Mylan NV announced the launch of memantine hydrochloride tablets USP, 5 mg and 10 mg, the generic version of Forest's Namenda Tablets, in the United States on Tuesday.
Mylan received final approval from the U.S. Food and Drug Administration for its Abbreviated New Drug Application (ANDA) for memantine hydrochloride tablets, used for treating moderate to severe Alzheimer's-type dementia.
Memantine hydrochloride tablets USP, 5 mg and 10 mg, had U.S. sales of approximately $1.4 billion for the 12 months ending March 31, according to IMS Health Inc.
Because Mylan was one of the first applicants to submit a complete ANDA with a paragraph IV certification, it has been granted 180 days of shared generic drug marketing exclusivity.
Currently, Mylan has 270 ANDAs pending FDA approval representing $107.2 billion in annual brand sales, according to IMS Health. Forty-seven of these pending ANDAs are potential first-to-file opportunities, representing $33.3 billion in annual brand sales for the 12 months ending Dec. 31, 2014, according to IMS Health.

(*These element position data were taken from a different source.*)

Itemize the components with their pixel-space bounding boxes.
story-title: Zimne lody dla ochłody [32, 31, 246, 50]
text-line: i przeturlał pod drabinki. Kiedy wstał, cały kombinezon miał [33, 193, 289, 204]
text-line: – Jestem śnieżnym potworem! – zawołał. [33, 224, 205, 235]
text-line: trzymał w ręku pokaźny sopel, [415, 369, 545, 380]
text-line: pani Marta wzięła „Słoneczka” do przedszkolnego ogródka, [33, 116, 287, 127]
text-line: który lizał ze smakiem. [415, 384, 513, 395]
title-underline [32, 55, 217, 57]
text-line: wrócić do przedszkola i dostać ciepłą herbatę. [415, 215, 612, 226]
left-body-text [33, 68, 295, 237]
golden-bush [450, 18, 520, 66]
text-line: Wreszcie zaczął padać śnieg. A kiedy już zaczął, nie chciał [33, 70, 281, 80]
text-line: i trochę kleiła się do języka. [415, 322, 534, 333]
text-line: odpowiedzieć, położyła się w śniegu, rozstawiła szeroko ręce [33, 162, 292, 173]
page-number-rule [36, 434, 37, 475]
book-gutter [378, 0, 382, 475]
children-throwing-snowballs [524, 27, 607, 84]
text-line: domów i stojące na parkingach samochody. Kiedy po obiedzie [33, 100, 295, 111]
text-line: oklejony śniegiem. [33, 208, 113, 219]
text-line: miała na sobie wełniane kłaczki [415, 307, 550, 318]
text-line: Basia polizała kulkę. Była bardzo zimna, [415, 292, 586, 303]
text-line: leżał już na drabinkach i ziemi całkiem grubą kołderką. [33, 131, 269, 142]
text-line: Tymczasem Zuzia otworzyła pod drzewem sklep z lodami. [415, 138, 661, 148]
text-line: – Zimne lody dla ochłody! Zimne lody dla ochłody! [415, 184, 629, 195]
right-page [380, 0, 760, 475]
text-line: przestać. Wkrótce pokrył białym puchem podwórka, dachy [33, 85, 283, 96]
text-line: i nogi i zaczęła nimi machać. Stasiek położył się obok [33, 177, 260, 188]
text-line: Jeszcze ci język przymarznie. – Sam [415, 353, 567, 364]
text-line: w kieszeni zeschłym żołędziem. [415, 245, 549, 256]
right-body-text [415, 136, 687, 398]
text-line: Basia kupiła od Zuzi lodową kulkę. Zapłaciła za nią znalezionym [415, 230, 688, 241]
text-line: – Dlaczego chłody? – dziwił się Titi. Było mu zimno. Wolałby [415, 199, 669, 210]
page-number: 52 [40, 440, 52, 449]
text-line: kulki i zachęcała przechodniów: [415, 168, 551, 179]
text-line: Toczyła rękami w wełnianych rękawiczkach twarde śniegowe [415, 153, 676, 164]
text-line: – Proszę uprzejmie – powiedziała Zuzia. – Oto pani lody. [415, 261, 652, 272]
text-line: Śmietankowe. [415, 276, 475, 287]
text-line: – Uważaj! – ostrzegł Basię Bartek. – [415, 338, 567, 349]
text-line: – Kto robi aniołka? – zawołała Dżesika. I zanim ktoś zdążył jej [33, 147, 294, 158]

Mylan, a global pharmaceutical company, offers a growing portfolio of approximately 1,400 generic pharmaceuticals and several brand medications. Mylan also offers a wide range of antiretroviral therapies, upon which nearly 50 percent of HIV/AIDS patients in developing countries depend. Mylan also is a generics and specialty pharmaceutical company providing products to customers in approximately 150 countries and territories.